Why should the copy constructor accept its parameter by reference in C++?

Because if it's not by reference, it's by value. To do that you make a copy, and to do that you call the copy constructor. But to do that, we need to make a new value, so we call the copy constructor, and so on...

(You would have infinite recursion because "to make a copy, you need to make a copy".)

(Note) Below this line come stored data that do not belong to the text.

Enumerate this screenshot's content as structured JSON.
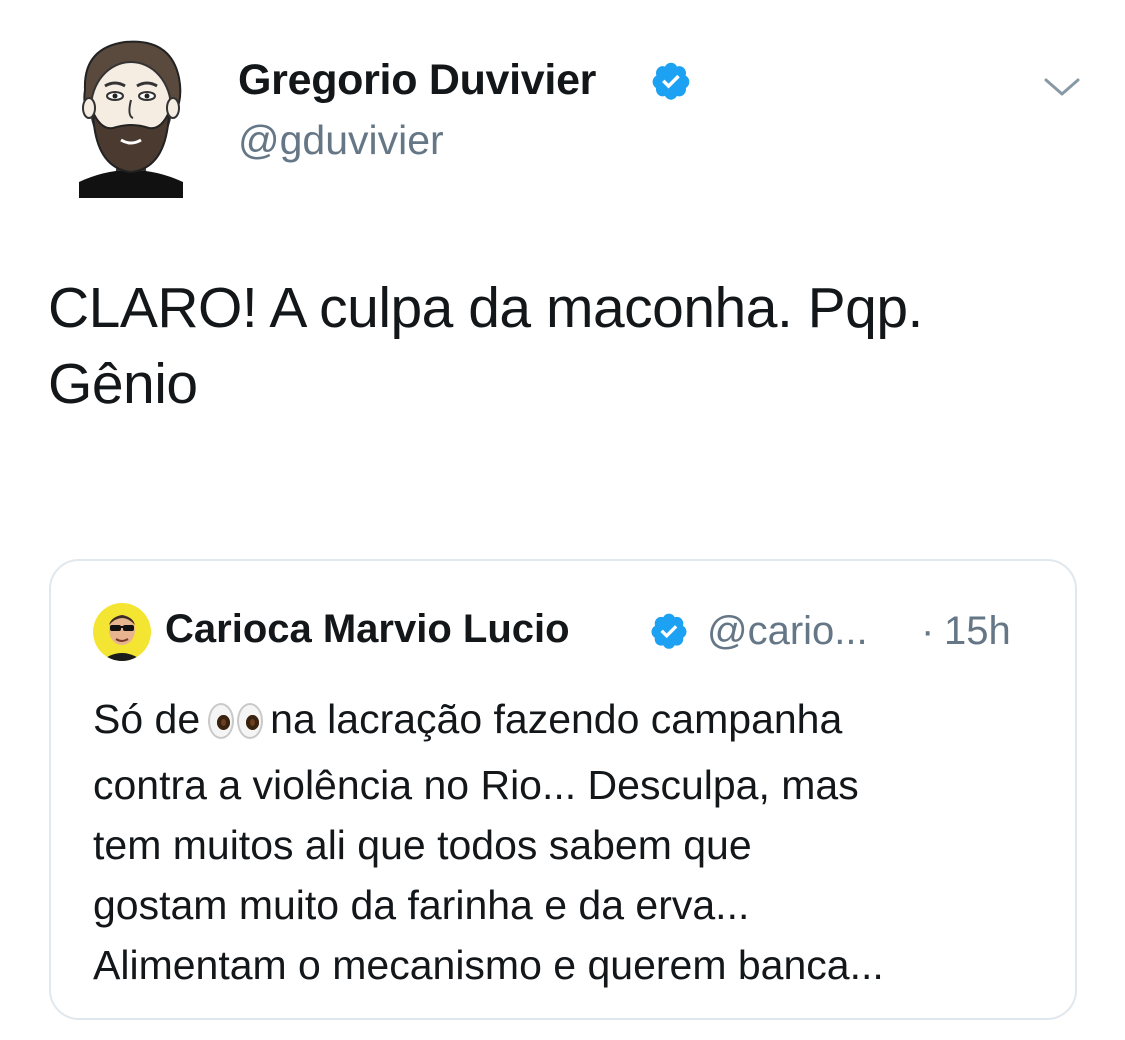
{
  "tweet": {
    "author": {
      "display_name": "Gregorio Duvivier",
      "handle": "@gduvivier",
      "verified": true
    },
    "text_lines": [
      "CLARO! A culpa da maconha. Pqp.",
      "Gênio"
    ]
  },
  "quoted_tweet": {
    "author": {
      "display_name": "Carioca Marvio Lucio",
      "handle": "@cario...",
      "verified": true
    },
    "separator": "·",
    "time": "15h",
    "line1_before_emoji": "Só de",
    "line1_after_emoji": "na lacração fazendo campanha",
    "lines": [
      "contra a violência no Rio... Desculpa, mas",
      "tem muitos ali que todos sabem que",
      "gostam muito da farinha e da erva...",
      "Alimentam o mecanismo e querem banca..."
    ]
  },
  "icons": {
    "verified": "verified-badge-icon",
    "more": "chevron-down-icon",
    "emoji": "eyes-emoji-icon"
  },
  "colors": {
    "verified": "#1da1f2",
    "secondary_text": "#657786",
    "border": "#e1e8ed"
  }
}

Why can the copy constructor only take a reference argument?

just as the last answer

if you use the following statements:

Cents c1 ;
Cents c2(c1) ;

or pass your object to a function by value like this:

void Func (Cents c) {}

int main() {
Cents c1 ;
func (c1);
}

or use assignment operator to initialize your object:

Cents c2 = c1 ;

compiler will search for copy constructor and it will find that Cents( cents csource) (your proposed copy constructor)also pass the object by value. Technically to pass by value you ask the compiler to make a temporary copy of the object in the function body. So it is not logic to ask the copy constructor itself to call the copy constructor which would be a recursive call

Why is copy constructor not allowed pass by value?

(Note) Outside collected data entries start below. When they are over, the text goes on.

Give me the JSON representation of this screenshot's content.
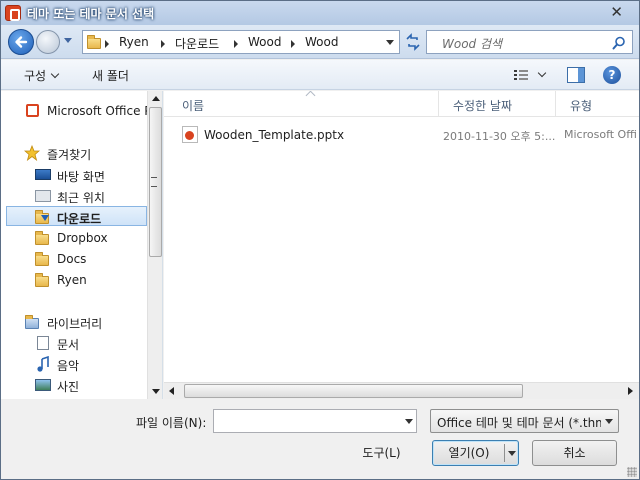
{
  "window": {
    "title": "테마 또는 테마 문서 선택",
    "close_glyph": "✕"
  },
  "address": {
    "crumbs": [
      "Ryen",
      "다운로드",
      "Wood",
      "Wood"
    ],
    "search_placeholder": "Wood 검색"
  },
  "commandbar": {
    "organize": "구성",
    "new_folder": "새 폴더"
  },
  "nav": {
    "items": [
      {
        "label": "Microsoft Office Po",
        "icon": "powerpoint-icon"
      },
      {
        "label": "즐겨찾기",
        "icon": "star-icon"
      },
      {
        "label": "바탕 화면",
        "icon": "desktop-icon"
      },
      {
        "label": "최근 위치",
        "icon": "recent-places-icon"
      },
      {
        "label": "다운로드",
        "icon": "downloads-folder-icon",
        "selected": true
      },
      {
        "label": "Dropbox",
        "icon": "folder-icon"
      },
      {
        "label": "Docs",
        "icon": "folder-icon"
      },
      {
        "label": "Ryen",
        "icon": "folder-icon"
      },
      {
        "label": "라이브러리",
        "icon": "library-icon"
      },
      {
        "label": "문서",
        "icon": "documents-icon"
      },
      {
        "label": "음악",
        "icon": "music-icon"
      },
      {
        "label": "사진",
        "icon": "pictures-icon"
      }
    ]
  },
  "filelist": {
    "columns": {
      "name": "이름",
      "modified": "수정한 날짜",
      "type": "유형"
    },
    "files": [
      {
        "name": "Wooden_Template.pptx",
        "modified": "2010-11-30 오후 5:...",
        "type": "Microsoft Offi"
      }
    ]
  },
  "footer": {
    "filename_label": "파일 이름(N):",
    "filename_value": "",
    "filetype_value": "Office 테마 및 테마 문서 (*.thm",
    "tools_label": "도구(L)",
    "open_label": "열기(O)",
    "cancel_label": "취소"
  },
  "colors": {
    "accent": "#1f5fb8",
    "selection": "#cfe3f8",
    "ppt_red": "#d9431f"
  }
}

Passing by value means that the parameter is copied into the function. That calls the copy constructor.

If your copy constructor parameter is pass-by-value... It would call itself... over and over again...

Why is the argument of the copy constructor a reference rather than a pointer?

There are many reasons:

  1. References cannot be NULL. OK, it's possible to create a NULL reference, but it's also possible to cast a std::vector<int>* into a std::vector<SomeType>*. That doesn't mean such a cast has defined behavior. And neither does creating a NULL reference. Pointers have defined behavior when set to NULL; references do not. References are therefore always expected to refer to actual objects.

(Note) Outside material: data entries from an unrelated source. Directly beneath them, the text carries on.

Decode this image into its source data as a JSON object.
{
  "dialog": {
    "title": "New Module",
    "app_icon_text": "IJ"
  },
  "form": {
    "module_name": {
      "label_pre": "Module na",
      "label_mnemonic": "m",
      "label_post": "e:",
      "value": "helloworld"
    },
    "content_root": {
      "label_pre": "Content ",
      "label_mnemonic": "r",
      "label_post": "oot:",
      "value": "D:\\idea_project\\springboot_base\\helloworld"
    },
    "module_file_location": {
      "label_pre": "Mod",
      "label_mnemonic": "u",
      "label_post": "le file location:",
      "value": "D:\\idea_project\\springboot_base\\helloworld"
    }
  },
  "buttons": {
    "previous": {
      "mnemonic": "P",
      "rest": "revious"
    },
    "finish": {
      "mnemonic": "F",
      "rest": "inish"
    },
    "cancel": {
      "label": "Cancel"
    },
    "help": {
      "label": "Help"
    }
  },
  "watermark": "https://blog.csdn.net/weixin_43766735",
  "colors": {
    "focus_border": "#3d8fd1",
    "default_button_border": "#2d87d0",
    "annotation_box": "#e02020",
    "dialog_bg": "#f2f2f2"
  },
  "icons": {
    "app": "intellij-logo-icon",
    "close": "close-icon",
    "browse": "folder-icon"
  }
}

  2. Variables and temporaries cannot be implicitly converted into pointers to their types. For obvious reasons. We don't want pointers to temporaries running around, which is why the standard expressly forbids doing it (at least when the compiler can tell you are doing it). But we are allowed to have references to them; these are implicitly created.

  3. Because of point number 2, using pointers rather than references would require every copy operation to use the address-of operator (&). Oh wait, the C++ committee foolishly allowed that to be overloaded. So any copy operation would need to actually use std::addressof, a C++11 feature, to get the address. So every copy would need to look like Type t{std::addressof(v)}; Or you could just use references.